Scientists use the rock layers to help them figure out the history of the planet. By investigating the layers, they also uncover fossils of organisms that lived in the past. By examining where in the rock layers fossils are found, scientists have been able to put together the geologic time scale, which is used to explain Earth’s 4.6-billion-year history.
To better understand rock layers (Geologic Time)…
LET’S BREAK IT DOWN!
Sedimentary rock is made from sediment that has been layered on top of each other and then pressed together, usually by more sediment. Many fossils are found in this type of rock because it was easily covered by the sediment and the rock was compressed around the organism.
The KT Boundary
The KT boundary is a rock layer that appears across Earth. The KT boundary was created when a meteor hit Earth, sending dust and other particles into the air. There was so much dust it covered Earth and led to the mass extinction of many living things. Scientist have found an abundance of fossils of living things, including dinosaurs, below the KT layer, but very few fossils appear in the layer on top of the KT layer.

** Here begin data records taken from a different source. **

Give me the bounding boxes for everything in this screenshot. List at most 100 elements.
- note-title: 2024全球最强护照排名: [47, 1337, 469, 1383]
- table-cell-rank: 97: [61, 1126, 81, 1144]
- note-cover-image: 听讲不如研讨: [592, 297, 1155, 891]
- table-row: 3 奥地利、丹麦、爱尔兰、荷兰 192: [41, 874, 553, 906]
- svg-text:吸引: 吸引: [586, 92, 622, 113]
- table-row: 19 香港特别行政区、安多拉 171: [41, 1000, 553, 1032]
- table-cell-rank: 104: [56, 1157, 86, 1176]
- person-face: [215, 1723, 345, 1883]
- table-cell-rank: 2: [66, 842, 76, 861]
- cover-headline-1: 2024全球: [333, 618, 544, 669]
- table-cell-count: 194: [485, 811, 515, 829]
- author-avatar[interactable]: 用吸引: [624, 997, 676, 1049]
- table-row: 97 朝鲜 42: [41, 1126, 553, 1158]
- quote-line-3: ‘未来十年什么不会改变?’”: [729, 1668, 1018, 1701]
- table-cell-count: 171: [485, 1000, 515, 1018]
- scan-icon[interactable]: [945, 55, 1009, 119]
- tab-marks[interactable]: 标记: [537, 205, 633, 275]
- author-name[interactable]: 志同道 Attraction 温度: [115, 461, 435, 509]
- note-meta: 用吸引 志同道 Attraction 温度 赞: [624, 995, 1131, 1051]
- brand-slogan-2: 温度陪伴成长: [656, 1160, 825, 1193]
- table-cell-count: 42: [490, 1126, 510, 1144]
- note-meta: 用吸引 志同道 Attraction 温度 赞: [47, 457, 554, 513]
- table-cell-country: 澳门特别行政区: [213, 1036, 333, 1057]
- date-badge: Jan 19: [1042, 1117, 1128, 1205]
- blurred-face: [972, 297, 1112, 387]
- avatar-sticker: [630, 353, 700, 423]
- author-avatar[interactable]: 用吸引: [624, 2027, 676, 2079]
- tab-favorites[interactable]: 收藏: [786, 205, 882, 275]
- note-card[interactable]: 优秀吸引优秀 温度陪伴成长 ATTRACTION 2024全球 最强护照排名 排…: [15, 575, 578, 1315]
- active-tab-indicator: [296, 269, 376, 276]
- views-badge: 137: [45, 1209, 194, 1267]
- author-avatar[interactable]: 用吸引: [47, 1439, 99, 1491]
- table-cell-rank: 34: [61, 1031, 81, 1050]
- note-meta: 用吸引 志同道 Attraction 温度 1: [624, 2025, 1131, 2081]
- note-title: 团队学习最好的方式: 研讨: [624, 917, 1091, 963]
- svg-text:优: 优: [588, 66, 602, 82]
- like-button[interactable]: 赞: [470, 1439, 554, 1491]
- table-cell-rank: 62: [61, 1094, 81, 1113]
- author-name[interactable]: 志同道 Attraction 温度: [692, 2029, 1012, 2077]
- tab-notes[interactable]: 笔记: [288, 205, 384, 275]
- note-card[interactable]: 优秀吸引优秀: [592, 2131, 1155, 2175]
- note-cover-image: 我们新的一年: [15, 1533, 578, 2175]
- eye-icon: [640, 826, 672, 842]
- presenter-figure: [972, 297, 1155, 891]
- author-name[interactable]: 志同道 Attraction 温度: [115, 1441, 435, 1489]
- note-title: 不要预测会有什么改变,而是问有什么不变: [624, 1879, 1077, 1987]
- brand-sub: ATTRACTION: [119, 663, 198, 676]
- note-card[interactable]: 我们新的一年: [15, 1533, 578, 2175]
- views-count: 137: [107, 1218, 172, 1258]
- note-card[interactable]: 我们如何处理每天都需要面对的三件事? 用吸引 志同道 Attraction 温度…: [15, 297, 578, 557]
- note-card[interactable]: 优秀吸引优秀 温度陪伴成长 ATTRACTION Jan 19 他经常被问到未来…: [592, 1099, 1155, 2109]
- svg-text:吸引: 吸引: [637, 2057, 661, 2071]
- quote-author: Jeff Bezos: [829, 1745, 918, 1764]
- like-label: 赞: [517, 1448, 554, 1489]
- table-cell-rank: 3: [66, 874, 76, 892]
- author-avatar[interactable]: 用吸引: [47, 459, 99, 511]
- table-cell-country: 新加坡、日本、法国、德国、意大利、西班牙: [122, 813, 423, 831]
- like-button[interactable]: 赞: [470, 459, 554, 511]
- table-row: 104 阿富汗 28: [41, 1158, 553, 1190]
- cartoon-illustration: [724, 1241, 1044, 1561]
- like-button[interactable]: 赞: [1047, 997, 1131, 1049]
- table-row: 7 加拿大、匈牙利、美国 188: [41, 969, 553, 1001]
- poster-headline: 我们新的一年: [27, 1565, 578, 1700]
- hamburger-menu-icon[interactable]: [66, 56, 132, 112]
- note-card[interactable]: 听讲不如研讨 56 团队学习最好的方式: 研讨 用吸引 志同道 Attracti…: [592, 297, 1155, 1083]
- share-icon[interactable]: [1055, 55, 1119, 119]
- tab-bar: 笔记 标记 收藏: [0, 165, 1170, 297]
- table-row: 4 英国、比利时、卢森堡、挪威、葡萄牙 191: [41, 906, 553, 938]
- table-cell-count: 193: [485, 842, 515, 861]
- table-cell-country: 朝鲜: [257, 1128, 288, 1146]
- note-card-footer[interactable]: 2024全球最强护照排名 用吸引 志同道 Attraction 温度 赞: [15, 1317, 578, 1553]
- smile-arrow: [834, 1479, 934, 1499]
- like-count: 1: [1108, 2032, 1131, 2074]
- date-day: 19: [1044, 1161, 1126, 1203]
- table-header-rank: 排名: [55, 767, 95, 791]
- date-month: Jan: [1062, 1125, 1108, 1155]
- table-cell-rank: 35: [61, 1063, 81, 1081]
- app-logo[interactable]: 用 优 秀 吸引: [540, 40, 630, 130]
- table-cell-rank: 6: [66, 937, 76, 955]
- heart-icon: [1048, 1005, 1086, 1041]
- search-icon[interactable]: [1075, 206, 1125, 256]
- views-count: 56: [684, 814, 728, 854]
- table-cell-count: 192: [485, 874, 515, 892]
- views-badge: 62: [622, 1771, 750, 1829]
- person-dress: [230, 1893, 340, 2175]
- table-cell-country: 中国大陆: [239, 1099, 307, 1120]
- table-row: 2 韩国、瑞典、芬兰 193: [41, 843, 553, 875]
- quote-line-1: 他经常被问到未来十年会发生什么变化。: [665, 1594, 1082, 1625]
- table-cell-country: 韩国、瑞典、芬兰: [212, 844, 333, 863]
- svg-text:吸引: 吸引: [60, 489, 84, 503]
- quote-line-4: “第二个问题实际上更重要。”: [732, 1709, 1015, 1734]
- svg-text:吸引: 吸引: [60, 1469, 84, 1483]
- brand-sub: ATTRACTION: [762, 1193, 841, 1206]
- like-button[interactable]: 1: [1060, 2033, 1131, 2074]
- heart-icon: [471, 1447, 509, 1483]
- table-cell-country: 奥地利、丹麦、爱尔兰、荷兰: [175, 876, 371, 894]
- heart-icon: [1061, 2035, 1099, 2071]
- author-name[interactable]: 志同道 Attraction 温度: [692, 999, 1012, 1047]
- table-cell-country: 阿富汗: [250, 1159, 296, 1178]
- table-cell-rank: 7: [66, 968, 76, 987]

Fossils Help Determine Earth’s History
Scientists use fossils to help determine what kinds of organisms lived on Earth and when they lived here. Fossils also help scientists determine how the surface of Earth has changed over time. For example, scientists have found the fossil remains of aquatic life up in the mountains, indicating that rock layer used to be close to water and has been moved over thousands of years.
Careers in Science: Paleontologist
Paleontologists are scientists that study fossils and rock layers. Paleontologists investigate rock layers all over Earth to help put together Earth’s history and the history of the organisms that lived here in the past. By carefully digging through the rock layers, they have uncovered organisms no one ever knew existed.
Careers in Science: Geologist
Geologist are scientists that study the composition of Earth, including land formations and rock layers. Some geologists specialize in studying natural hazards like earthquakes, volcanoes and landslides. Geologist may also look for oil, gas, mineral ores and other natural resources.